New volunteers are particularly needed because Caison says SBDR’s ministry success has brought with it much responsibility. SBDR’s national partners spoke at the roundtable about the need for Southern Baptists to be prepared to deploy faster and with more volunteers. Red Cross, the Federal Emergency Management Agency (FEMA), the National Voluntary Organizations Active in Disaster (VOAD) and the Salvation Army all sent representatives to the roundtable.
“While they all affirmed us and encouraged us in our ministry, they did remind us that we have great responsibility,” Caison said. “Red Cross reminded us that it is incumbent on us to be responsive and available. Because of our partnership with them, they can’t do their job without us. They wanted us to continue to strive for stronger, faster responses, as well as longer sustainability in those responses.”
Don Gann, who leads disaster relief efforts for Mississippi Baptists, remains hopeful about the ministry’s next 50 years.
“I hope we can be flexible enough to continue to mobilize Southern Baptists to reach people, and at the same time, do it in a way that will meet the needs of the people who have been affected and also reach a new generation of Southern Baptists,” said Gann, who led the steering committee for the roundtable but couldn’t make the event because of the heavy storms that hit Mississippi the prior week.
“It’s a great challenge — but it’s a good one. I can’t wait for it!”
NAMB coordinates and manages Southern Baptist responses to major disasters through partnerships with 42 state Baptist conventions, most of which have their own state Disaster Relief ministries.
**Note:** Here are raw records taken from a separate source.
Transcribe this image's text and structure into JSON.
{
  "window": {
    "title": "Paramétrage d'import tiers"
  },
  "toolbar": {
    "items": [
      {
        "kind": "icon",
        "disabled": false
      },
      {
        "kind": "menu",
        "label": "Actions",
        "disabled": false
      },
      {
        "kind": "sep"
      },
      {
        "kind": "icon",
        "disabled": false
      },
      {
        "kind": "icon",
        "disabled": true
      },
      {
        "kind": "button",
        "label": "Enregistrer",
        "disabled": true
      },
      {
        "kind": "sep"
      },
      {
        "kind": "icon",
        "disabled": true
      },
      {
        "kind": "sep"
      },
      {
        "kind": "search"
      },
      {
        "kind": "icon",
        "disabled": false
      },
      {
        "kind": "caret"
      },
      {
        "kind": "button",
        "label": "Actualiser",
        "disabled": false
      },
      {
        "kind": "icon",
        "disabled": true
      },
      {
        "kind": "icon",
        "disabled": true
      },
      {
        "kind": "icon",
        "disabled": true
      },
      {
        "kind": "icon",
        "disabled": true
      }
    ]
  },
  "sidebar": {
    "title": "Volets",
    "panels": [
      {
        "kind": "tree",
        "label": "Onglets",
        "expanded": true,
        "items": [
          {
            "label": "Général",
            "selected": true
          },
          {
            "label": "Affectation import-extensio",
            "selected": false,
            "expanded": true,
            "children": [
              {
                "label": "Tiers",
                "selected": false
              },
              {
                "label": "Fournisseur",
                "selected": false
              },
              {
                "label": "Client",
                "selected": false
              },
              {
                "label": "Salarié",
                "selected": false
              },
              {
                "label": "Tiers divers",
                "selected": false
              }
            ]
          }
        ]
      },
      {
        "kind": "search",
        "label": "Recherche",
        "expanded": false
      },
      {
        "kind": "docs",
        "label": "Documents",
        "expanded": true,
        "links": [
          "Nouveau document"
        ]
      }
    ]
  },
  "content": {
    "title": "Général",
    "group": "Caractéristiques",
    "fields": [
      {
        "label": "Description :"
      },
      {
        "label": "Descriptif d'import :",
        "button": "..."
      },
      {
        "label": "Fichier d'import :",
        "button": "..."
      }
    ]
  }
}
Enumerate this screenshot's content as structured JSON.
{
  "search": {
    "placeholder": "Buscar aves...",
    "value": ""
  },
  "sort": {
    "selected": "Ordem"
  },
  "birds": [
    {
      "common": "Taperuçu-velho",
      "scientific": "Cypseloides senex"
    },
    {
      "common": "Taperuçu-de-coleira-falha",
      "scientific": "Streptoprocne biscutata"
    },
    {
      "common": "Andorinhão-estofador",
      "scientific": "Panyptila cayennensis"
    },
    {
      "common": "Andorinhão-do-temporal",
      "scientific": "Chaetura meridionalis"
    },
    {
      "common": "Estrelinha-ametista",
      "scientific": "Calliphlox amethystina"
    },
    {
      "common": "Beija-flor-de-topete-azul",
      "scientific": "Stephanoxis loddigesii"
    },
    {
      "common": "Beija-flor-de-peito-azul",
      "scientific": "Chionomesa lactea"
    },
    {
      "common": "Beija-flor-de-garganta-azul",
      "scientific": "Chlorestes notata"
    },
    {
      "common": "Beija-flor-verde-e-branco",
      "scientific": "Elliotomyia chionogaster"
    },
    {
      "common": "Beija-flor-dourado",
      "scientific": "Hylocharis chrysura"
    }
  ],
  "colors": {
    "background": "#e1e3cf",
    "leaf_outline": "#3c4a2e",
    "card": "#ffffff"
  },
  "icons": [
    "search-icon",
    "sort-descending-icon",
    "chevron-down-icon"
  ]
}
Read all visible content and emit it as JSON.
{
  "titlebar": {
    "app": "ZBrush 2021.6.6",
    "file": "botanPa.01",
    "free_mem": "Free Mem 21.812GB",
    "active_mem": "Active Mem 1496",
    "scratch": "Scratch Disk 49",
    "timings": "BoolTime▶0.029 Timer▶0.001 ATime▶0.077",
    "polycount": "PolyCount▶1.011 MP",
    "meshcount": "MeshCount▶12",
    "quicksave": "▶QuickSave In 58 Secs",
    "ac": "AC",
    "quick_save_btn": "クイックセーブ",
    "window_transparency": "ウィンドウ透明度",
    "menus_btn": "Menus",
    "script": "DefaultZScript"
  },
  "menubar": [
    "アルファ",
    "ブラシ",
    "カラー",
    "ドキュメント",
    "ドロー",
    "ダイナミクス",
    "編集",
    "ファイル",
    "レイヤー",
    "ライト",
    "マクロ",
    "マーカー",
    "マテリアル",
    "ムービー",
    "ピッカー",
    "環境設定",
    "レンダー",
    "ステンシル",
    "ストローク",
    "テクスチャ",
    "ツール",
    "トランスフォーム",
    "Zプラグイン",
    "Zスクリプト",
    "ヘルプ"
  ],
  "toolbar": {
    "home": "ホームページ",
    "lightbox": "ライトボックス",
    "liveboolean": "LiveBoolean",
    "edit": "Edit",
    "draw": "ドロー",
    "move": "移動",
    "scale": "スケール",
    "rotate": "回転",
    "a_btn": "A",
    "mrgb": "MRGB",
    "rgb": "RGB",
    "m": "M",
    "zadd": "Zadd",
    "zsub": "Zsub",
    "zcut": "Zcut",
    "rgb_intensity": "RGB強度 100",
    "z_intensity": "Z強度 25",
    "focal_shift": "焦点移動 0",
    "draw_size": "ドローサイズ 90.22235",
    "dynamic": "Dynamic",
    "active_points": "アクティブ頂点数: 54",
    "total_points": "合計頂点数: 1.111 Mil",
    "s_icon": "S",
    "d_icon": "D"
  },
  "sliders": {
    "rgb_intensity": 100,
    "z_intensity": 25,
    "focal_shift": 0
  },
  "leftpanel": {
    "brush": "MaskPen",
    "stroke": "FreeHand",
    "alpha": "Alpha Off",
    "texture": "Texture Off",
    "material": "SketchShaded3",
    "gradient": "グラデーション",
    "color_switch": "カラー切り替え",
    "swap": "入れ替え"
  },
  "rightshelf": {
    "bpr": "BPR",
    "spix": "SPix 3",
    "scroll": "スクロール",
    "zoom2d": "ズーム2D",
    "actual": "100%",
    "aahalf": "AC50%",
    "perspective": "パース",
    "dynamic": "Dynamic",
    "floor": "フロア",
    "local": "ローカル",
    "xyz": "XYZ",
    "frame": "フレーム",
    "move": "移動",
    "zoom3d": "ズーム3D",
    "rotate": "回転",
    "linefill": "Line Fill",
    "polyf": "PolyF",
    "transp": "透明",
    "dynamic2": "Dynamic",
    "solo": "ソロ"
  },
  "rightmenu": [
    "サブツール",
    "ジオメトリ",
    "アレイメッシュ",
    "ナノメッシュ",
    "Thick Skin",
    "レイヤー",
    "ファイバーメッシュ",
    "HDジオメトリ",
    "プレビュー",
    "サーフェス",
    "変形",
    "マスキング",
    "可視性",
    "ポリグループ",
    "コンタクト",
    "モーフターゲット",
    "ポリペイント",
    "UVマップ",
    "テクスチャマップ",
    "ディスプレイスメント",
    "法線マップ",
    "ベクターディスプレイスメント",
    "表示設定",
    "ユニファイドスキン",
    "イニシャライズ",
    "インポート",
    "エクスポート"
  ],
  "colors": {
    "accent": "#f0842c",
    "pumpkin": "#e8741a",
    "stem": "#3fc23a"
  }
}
Southern Baptists have 65,000 trained volunteers — including chaplains– and 1,550 mobile units for feeding, chainsaw, mud-out, command, communication, child care, shower, laundry, water purification, repair/rebuild and power generation. SBDR is one of the three largest mobilizers of trained Disaster Relief volunteers in the United States, along with the American Red Cross and The Salvation Army.